Steady Progress on Ozone and Climate at Bangkok Talks

Countries gathered in Bangkok for their midyear meeting to make headway on the ongoing phaseout of ozone-killing HCFCs and to start implementing the phase-down of climate-damaging HFCs.

This post co-authored by Alex Hillbrand

The Montreal Protocol’s 30th anniversary is shaping up to be a good year for ozone and climate protection.

The parties gathered last week in Bangkok for their midyear meeting to make headway on the ongoing phase-out of ozone-killing HCFCs and to start working implementing the phase-down of climate-damaging HFCs agreed in Kigali, Rwanda, last year.

Although not as glamorous as the Kigali meeting, good progress was made and nearly all countries played constructive roles.   

We reported earlier on the progress made by the Montreal Protocol’s funding body, the Multilateral Fund. Last week’s meeting began with a well-attended Safety Standards Workshop on Monday to discuss the updates to international and national codes and standards needed to assure that the climate-friendly but flammable refrigerant alternatives to HFCs can be used safely. These include some HFCs with relatively low heat-trapping power, and very low GWP compounds such as HFOs and propane.

To use these gases safely, product design standards need to be improved to reflect safety measures (such as better leak prevention and spark avoidance). In many cases, building fire codes also will need to be updated to reflect safe practices for installing and using air conditioning products using flammable refrigerants.

Representatives of international and national safety standards committees presented their plans to update standards and the timelines they hope to follow. They offered reassurance that the Kigali Amendment’s phase-down timetable leaves enough time for safety standards to be revised. In some places, such as the U.S., states and cities will need assistance to update their building codes quickly.

Following the workshop, the Protocol parties met for four days to consider, among other things, replenishment the Multilateral Fund for the next three years. The Technology and Economic Assessment Panel (TEAP) shared its estimate of the funds needed to help developing countries meet the next stage of their HCFC phase-out obligations, and to get started planning for HFC reductions. 

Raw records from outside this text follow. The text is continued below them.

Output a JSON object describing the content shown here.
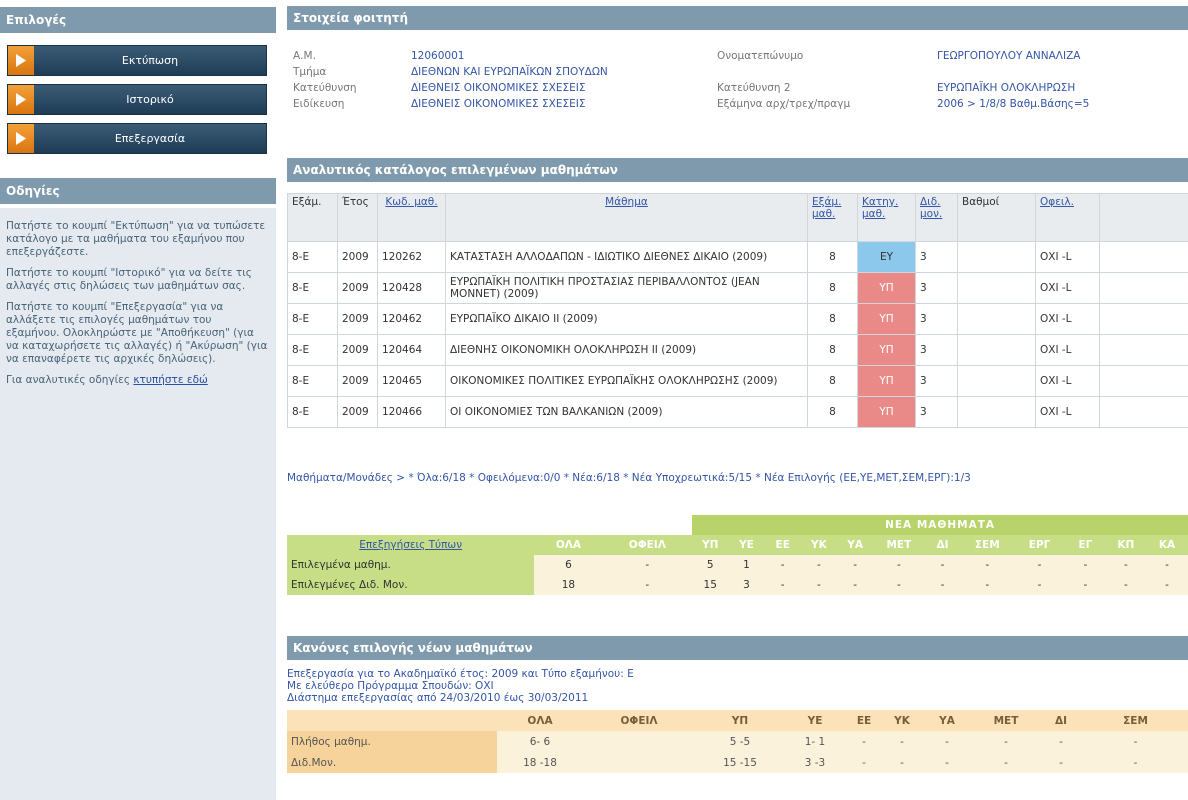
{
  "sidebar": {
    "options_title": "Επιλογές",
    "buttons": [
      {
        "label": "Εκτύπωση"
      },
      {
        "label": "Ιστορικό"
      },
      {
        "label": "Επεξεργασία"
      }
    ],
    "instructions_title": "Οδηγίες",
    "instructions": [
      "Πατήστε το κουμπί \"Εκτύπωση\" για να τυπώσετε κατάλογο με τα μαθήματα του εξαμήνου που επεξεργάζεστε.",
      "Πατήστε το κουμπί \"Ιστορικό\" για να δείτε τις αλλαγές στις δηλώσεις των μαθημάτων σας.",
      "Πατήστε το κουμπί \"Επεξεργασία\" για να αλλάξετε τις επιλογές μαθημάτων του εξαμήνου. Ολοκληρώστε με \"Αποθήκευση\" (για να καταχωρήσετε τις αλλαγές) ή \"Ακύρωση\" (για να επαναφέρετε τις αρχικές δηλώσεις)."
    ],
    "detailed_prefix": "Για αναλυτικές οδηγίες ",
    "detailed_link": "κτυπήστε εδώ"
  },
  "student": {
    "title": "Στοιχεία φοιτητή",
    "am_label": "Α.Μ.",
    "am_value": "12060001",
    "name_label": "Ονοματεπώνυμο",
    "name_value": "ΓΕΩΡΓΟΠΟΥΛΟΥ ΑΝΝΑΛΙΖΑ",
    "dept_label": "Τμήμα",
    "dept_value": "ΔΙΕΘΝΩΝ ΚΑΙ ΕΥΡΩΠΑΪΚΩΝ ΣΠΟΥΔΩΝ",
    "dir_label": "Κατεύθυνση",
    "dir_value": "ΔΙΕΘΝΕΙΣ ΟΙΚΟΝΟΜΙΚΕΣ ΣΧΕΣΕΙΣ",
    "dir2_label": "Κατεύθυνση 2",
    "dir2_value": "ΕΥΡΩΠΑΪΚΗ ΟΛΟΚΛΗΡΩΣΗ",
    "spec_label": "Ειδίκευση",
    "spec_value": "ΔΙΕΘΝΕΙΣ ΟΙΚΟΝΟΜΙΚΕΣ ΣΧΕΣΕΙΣ",
    "sem_label": "Εξάμηνα αρχ/τρεχ/πραγμ",
    "sem_value": "2006 > 1/8/8 Βαθμ.Βάσης=5"
  },
  "courses": {
    "title": "Αναλυτικός κατάλογος επιλεγμένων μαθημάτων",
    "headers": [
      "Εξάμ.",
      "Έτος",
      "Κωδ. μαθ.",
      "Μάθημα",
      "Εξάμ. μαθ.",
      "Κατηγ. μαθ.",
      "Διδ. μον.",
      "Βαθμοί",
      "Οφειλ."
    ],
    "rows": [
      {
        "sem": "8-Ε",
        "year": "2009",
        "code": "120262",
        "title": "ΚΑΤΑΣΤΑΣΗ ΑΛΛΟΔΑΠΩΝ - ΙΔΙΩΤΙΚΟ ΔΙΕΘΝΕΣ ΔΙΚΑΙΟ (2009)",
        "csem": "8",
        "cat": "ΕΥ",
        "units": "3",
        "grade": "",
        "owed": "ΟΧΙ -L"
      },
      {
        "sem": "8-Ε",
        "year": "2009",
        "code": "120428",
        "title": "ΕΥΡΩΠΑΪΚΗ ΠΟΛΙΤΙΚΗ ΠΡΟΣΤΑΣΙΑΣ ΠΕΡΙΒΑΛΛΟΝΤΟΣ (JEAN MONNET) (2009)",
        "csem": "8",
        "cat": "ΥΠ",
        "units": "3",
        "grade": "",
        "owed": "ΟΧΙ -L"
      },
      {
        "sem": "8-Ε",
        "year": "2009",
        "code": "120462",
        "title": "ΕΥΡΩΠΑΪΚΟ ΔΙΚΑΙΟ ΙΙ (2009)",
        "csem": "8",
        "cat": "ΥΠ",
        "units": "3",
        "grade": "",
        "owed": "ΟΧΙ -L"
      },
      {
        "sem": "8-Ε",
        "year": "2009",
        "code": "120464",
        "title": "ΔΙΕΘΝΗΣ ΟΙΚΟΝΟΜΙΚΗ ΟΛΟΚΛΗΡΩΣΗ ΙΙ (2009)",
        "csem": "8",
        "cat": "ΥΠ",
        "units": "3",
        "grade": "",
        "owed": "ΟΧΙ -L"
      },
      {
        "sem": "8-Ε",
        "year": "2009",
        "code": "120465",
        "title": "ΟΙΚΟΝΟΜΙΚΕΣ ΠΟΛΙΤΙΚΕΣ ΕΥΡΩΠΑΪΚΗΣ ΟΛΟΚΛΗΡΩΣΗΣ (2009)",
        "csem": "8",
        "cat": "ΥΠ",
        "units": "3",
        "grade": "",
        "owed": "ΟΧΙ -L"
      },
      {
        "sem": "8-Ε",
        "year": "2009",
        "code": "120466",
        "title": "ΟΙ ΟΙΚΟΝΟΜΙΕΣ ΤΩΝ ΒΑΛΚΑΝΙΩΝ (2009)",
        "csem": "8",
        "cat": "ΥΠ",
        "units": "3",
        "grade": "",
        "owed": "ΟΧΙ -L"
      }
    ],
    "summary": "Μαθήματα/Μονάδες > * Όλα:6/18 * Οφειλόμενα:0/0 * Νέα:6/18 * Νέα Υποχρεωτικά:5/15 * Νέα Επιλογής (ΕΕ,ΥΕ,ΜΕΤ,ΣΕΜ,ΕΡΓ):1/3"
  },
  "stats": {
    "nea_label": "ΝΕΑ ΜΑΘΗΜΑΤΑ",
    "type_link": "Επεξηγήσεις Τύπων",
    "headers": [
      "ΟΛΑ",
      "ΟΦΕΙΛ",
      "ΥΠ",
      "ΥΕ",
      "ΕΕ",
      "ΥΚ",
      "ΥΑ",
      "ΜΕΤ",
      "ΔΙ",
      "ΣΕΜ",
      "ΕΡΓ",
      "ΕΓ",
      "ΚΠ",
      "ΚΑ"
    ],
    "rows": [
      {
        "label": "Επιλεγμένα μαθημ.",
        "values": [
          "6",
          "-",
          "5",
          "1",
          "-",
          "-",
          "-",
          "-",
          "-",
          "-",
          "-",
          "-",
          "-",
          "-"
        ]
      },
      {
        "label": "Επιλεγμένες Διδ. Μον.",
        "values": [
          "18",
          "-",
          "15",
          "3",
          "-",
          "-",
          "-",
          "-",
          "-",
          "-",
          "-",
          "-",
          "-",
          "-"
        ]
      }
    ]
  },
  "rules": {
    "title": "Κανόνες επιλογής νέων μαθημάτων",
    "line1": "Επεξεργασία για το Ακαδημαϊκό έτος: 2009 και Τύπο εξαμήνου: Ε",
    "line2": "Με ελεύθερο Πρόγραμμα Σπουδών: ΟΧΙ",
    "line3": "Διάστημα επεξεργασίας από 24/03/2010 έως 30/03/2011",
    "headers": [
      "ΟΛΑ",
      "ΟΦΕΙΛ",
      "ΥΠ",
      "ΥΕ",
      "ΕΕ",
      "ΥΚ",
      "ΥΑ",
      "ΜΕΤ",
      "ΔΙ",
      "ΣΕΜ"
    ],
    "rows": [
      {
        "label": "Πλήθος μαθημ.",
        "values": [
          "6- 6",
          "",
          "5 -5",
          "1- 1",
          "-",
          "-",
          "-",
          "-",
          "-",
          "-"
        ]
      },
      {
        "label": "Διδ.Μον.",
        "values": [
          "18 -18",
          "",
          "15 -15",
          "3 -3",
          "-",
          "-",
          "-",
          "-",
          "-",
          "-"
        ]
      }
    ]
  },
  "colors": {
    "header_bar": "#7f9aac",
    "button_dark": "#1f3c55",
    "arrow_orange": "#e8891f",
    "cat_ey": "#8cc7ec",
    "cat_yp": "#e98a88",
    "green_header": "#c7de87",
    "cream_cell": "#fbf2dc",
    "link_blue": "#3356a8"
  }
}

The TEAP estimated that about $600 - $750 million will be needed during 2018-2020, up modestly from just over $500 million required during 2015-2017. About 90-95 percent of this funding would go to the ozone-saving work of phasing out HCFCs. The remainder, TEAP estimates, will go towards early “enabling” activities to help countries plan for the phase-down of HFCs as agreed in Kigali. Parties were keenly interested whether the estimated amounts would support “leap-frogging” over HFCs, i.e., going directly to climate-friendlier alternatives when phasing out HCFCs. 

But it was energy efficiency that stole the show. Two groups of countries—India and several Middle Eastern countries, and the Africa Group—submitted statements on energy efficiency to the meeting. A very constructive conversation, kicked off by India, highlighted the critical importance of improving the efficiency of cooling appliances as a means to reduce climate-damaging carbon pollution from power plants.

India called for identifying what part of the energy efficiency picture the Montreal Protocol should address—the power consumption of air conditioners, for example, as opposed to whole-building energy efficiency. India called for the TEAP to consider how Protocol could support energy efficiency projects. Nearly 50 countries took the floor in the ensuing discussion. The parties agree to hold workshop on energy efficiency next year to address many of these key questions.  Also next year, the parties are to negotiate and agree upon guidelines to govern decisions of the Multilateral Fund on energy efficiency.

NRDC contributed by holding a side event reporting on global pathways to improve the energy-efficiency of air conditioning in tandem with the refrigerant transition. Over the last year, NRDC and our partners interviewed dozens of manufacturers to get a sense for how their product portfolios—and product planning—take these clean technologies into account, and what would help them move faster.

The meeting closed with delegates in high spirits, their expectations turned to the treaty’s 30th anniversary celebration, taking place in Montreal this November. There they will complete negotiations on the 2018-2020 funding replenishment and continue developing approaches to leverage big improvements in the energy efficiency of rapidly-growing air conditioning equipment.